I'm still in the other room sleeping but everyday I just want to run away. I have moments and complete sadness and I don't want to do anything but sleep. I feel trapped and soooo unhappy. But he seems to be happy and now tries to force the happiness onto me but my heart has hardened. I can't get over him telling me he's leaving, saying he doesn't like my kids, blaming my child for our issues, saying I'm the reason for his downfall. I don't want to hurt him but I don't want to keep hurting. How can I escape??? Is marriage really about the other persons happiness despite your own?


----------



## ScrambledEggs (Jan 14, 2014)

Nobody is happy and what you are describing is mental abuse on you and your children. He probably is also on the Psychopathy/Narcissism spectrum. He certainly seems manipulative and selfish.
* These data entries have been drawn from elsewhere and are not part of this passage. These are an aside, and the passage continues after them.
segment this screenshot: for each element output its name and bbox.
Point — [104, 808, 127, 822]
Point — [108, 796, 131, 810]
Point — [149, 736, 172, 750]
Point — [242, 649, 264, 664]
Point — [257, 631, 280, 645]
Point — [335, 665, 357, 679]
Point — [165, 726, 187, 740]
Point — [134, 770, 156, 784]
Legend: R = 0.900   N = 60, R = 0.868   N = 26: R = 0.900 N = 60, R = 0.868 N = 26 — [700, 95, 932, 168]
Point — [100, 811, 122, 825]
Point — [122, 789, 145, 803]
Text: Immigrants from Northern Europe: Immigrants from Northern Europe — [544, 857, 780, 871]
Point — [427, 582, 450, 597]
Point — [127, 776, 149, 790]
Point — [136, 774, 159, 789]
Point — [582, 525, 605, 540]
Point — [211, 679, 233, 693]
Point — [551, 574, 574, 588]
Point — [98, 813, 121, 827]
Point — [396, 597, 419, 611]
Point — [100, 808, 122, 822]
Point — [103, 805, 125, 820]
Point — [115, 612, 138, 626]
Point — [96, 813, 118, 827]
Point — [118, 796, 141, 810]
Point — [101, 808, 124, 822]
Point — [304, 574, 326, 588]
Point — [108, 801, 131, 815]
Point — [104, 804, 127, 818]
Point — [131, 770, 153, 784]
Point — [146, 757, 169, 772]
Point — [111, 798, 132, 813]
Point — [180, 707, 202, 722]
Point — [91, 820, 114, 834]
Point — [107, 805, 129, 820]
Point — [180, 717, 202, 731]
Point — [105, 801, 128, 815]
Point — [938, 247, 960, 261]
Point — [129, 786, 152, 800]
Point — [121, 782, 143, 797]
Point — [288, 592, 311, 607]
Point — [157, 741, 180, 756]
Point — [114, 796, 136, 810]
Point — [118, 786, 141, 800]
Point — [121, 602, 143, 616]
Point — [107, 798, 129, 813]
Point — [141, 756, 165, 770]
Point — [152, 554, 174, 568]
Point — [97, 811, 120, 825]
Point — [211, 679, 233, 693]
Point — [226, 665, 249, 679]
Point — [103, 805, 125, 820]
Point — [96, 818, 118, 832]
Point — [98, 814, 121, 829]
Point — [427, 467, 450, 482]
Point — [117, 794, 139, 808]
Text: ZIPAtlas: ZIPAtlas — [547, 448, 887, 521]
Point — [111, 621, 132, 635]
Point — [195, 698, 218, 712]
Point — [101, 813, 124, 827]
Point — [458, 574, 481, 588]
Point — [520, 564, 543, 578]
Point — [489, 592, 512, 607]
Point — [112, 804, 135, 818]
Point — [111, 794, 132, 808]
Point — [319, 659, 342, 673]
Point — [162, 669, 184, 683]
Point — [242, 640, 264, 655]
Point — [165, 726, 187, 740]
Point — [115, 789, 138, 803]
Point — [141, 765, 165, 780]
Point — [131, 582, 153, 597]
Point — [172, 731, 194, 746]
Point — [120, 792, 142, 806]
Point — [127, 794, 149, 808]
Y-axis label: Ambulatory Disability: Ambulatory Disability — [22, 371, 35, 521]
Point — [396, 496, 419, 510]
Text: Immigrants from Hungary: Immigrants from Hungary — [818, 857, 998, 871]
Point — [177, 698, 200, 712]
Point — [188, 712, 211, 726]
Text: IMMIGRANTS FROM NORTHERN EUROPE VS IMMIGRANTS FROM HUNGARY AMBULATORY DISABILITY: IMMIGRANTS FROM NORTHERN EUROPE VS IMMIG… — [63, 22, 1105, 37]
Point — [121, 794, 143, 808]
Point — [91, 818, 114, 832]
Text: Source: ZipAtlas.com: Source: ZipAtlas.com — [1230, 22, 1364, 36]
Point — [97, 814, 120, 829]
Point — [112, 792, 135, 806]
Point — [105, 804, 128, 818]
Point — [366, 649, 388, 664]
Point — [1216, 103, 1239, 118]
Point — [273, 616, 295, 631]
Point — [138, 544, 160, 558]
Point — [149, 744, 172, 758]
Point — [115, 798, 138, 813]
End the marriage. You deserve a better life. Not sure if he does, but you certainly do.


----------



## Openminded (Feb 21, 2013)

No, marriage is definitely not only about the other person's happiness. He was selfish before you married him and he still is. It takes two people to make a marriage work and you don't have that. And there's absolutely no excuse for what he said to your daughter. Time to move on.


----------



## turnera (Jan 22, 2010)

There is nothing there to save. And you're harming your kids by staying. They will BECOME one of the two of you if you stay - meek or abusive.


----------